How we’ll increase capacity
Part of our role as network operator is to plan for the future and invest money from your bill back into the region’s electricity network. We are already planning up to 2050 and looking at how we can develop our network to meet future demand as we start to use more and more renewable energy sources such as solar panels, heat pumps and wind turbines.
Electricity North West is leading the way in trialling smart grid technologies to remove the need for additional investment and which could form the blueprint for the UK’s future electricity network.

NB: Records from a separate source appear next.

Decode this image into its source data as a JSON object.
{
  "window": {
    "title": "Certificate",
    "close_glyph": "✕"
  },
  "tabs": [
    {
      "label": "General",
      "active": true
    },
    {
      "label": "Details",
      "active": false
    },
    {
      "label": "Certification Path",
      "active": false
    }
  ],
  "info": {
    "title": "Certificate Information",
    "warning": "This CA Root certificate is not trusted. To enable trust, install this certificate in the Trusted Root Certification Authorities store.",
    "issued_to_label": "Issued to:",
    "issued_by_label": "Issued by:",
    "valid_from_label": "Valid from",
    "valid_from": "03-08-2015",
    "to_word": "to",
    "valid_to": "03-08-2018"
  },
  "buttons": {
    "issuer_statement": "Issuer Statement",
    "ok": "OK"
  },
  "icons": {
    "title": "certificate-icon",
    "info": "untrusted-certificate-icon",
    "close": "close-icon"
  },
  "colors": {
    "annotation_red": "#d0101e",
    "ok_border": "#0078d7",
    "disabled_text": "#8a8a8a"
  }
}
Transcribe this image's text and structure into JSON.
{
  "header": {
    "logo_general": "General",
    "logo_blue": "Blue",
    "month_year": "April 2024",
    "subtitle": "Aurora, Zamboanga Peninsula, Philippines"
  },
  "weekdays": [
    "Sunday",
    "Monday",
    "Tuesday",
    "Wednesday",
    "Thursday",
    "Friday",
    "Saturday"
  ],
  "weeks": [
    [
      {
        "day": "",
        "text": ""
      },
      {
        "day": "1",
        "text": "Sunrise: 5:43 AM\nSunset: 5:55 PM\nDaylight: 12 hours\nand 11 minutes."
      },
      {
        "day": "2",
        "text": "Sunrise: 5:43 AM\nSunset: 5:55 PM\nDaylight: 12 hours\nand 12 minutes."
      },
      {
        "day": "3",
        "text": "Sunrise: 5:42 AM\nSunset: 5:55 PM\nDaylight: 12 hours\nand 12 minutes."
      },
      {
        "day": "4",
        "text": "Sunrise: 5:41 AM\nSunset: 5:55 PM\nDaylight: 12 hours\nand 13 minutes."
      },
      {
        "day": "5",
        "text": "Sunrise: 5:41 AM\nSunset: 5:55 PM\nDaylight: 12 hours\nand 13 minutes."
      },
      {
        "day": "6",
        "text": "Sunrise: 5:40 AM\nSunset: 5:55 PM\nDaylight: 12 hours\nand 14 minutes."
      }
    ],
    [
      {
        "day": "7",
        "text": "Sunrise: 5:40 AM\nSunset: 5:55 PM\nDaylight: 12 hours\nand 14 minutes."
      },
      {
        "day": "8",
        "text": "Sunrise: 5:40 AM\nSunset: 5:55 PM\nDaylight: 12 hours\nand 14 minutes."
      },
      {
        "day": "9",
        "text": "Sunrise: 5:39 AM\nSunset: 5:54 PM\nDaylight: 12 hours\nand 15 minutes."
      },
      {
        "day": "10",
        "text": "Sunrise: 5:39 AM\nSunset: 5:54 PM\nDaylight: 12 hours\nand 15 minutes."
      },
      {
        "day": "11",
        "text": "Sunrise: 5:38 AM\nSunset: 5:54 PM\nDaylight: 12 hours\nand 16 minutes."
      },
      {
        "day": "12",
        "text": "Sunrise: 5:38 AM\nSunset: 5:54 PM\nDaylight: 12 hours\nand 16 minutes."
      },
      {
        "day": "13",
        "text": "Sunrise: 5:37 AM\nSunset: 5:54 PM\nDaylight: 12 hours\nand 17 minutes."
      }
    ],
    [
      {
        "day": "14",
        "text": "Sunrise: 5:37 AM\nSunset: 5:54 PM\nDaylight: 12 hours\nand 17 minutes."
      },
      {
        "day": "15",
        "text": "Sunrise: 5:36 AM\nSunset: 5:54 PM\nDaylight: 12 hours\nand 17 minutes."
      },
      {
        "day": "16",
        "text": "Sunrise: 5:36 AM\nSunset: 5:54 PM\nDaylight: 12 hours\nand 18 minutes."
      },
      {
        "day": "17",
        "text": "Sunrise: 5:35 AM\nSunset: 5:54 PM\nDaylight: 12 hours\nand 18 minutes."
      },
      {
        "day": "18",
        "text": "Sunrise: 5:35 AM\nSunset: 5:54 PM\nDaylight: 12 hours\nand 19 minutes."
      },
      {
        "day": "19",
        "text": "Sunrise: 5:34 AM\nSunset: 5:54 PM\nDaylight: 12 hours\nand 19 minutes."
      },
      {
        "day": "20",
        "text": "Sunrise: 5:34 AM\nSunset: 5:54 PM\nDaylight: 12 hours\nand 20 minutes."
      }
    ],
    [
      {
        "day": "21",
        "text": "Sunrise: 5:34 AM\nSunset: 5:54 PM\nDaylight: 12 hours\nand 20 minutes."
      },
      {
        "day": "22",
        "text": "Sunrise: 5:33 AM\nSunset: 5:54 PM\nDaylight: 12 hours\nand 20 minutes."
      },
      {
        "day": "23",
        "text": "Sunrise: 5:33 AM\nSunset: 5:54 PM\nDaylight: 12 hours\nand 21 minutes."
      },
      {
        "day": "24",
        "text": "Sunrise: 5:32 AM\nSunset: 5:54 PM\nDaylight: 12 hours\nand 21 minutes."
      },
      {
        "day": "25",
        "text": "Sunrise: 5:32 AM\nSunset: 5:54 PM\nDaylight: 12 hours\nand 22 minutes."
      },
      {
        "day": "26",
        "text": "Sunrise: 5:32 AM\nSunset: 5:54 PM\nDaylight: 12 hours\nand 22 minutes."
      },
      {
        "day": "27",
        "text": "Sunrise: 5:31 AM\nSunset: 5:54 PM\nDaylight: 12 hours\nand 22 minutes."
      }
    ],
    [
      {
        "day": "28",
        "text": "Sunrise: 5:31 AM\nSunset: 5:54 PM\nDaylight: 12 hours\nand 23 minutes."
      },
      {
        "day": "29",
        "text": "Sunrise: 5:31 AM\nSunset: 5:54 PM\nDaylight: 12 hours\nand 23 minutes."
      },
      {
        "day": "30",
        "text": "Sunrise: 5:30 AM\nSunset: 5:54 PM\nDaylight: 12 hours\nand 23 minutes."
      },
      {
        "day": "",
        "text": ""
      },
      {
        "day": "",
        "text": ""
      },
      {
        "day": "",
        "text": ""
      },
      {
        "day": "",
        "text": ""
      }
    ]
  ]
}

Our innovative solution for this is C2C – the Capacity to Customers project. C2C will provide more power using existing assets. It could deliver the extra capacity we need in the future without expanding the network.
How does it work?
The electricity network is designed to keep the lights on when things go wrong and allow us to re-route power around network faults. This means that for most of the time, we only use half of our total capacity with half reserved for emergency use.
By reconfiguring the network and working smarter, we can release this extra emergency capacity to be used in your homes and businesses every day.
Reconfiguring the network
Our high voltage networks are often interconnected by a ‘normal open point’ (NOP) which is only used in the event of a network fault or planned outage. Nearly half of our circuits do not suffer faults and one third only experience faults lasting 1 - 2 hours once every 5 years. Closing the NOP allows all customers affected by a fault or outage to be re-supplied from the alternative circuit. By redesigning the network to allow the NOP to be run closed, we can join the two circuits and release their full capacity.
If we compare an electricity circuit to a motorway – closing the NOP is like opening up the hard shoulder – meaning we have two extra lanes allowing more traffic to use the motorway. Instead of an expensive and disruptive programme of work installing more cables and substations, we could use our emergency ‘hard shoulder’ and meet the electricity demands of the future.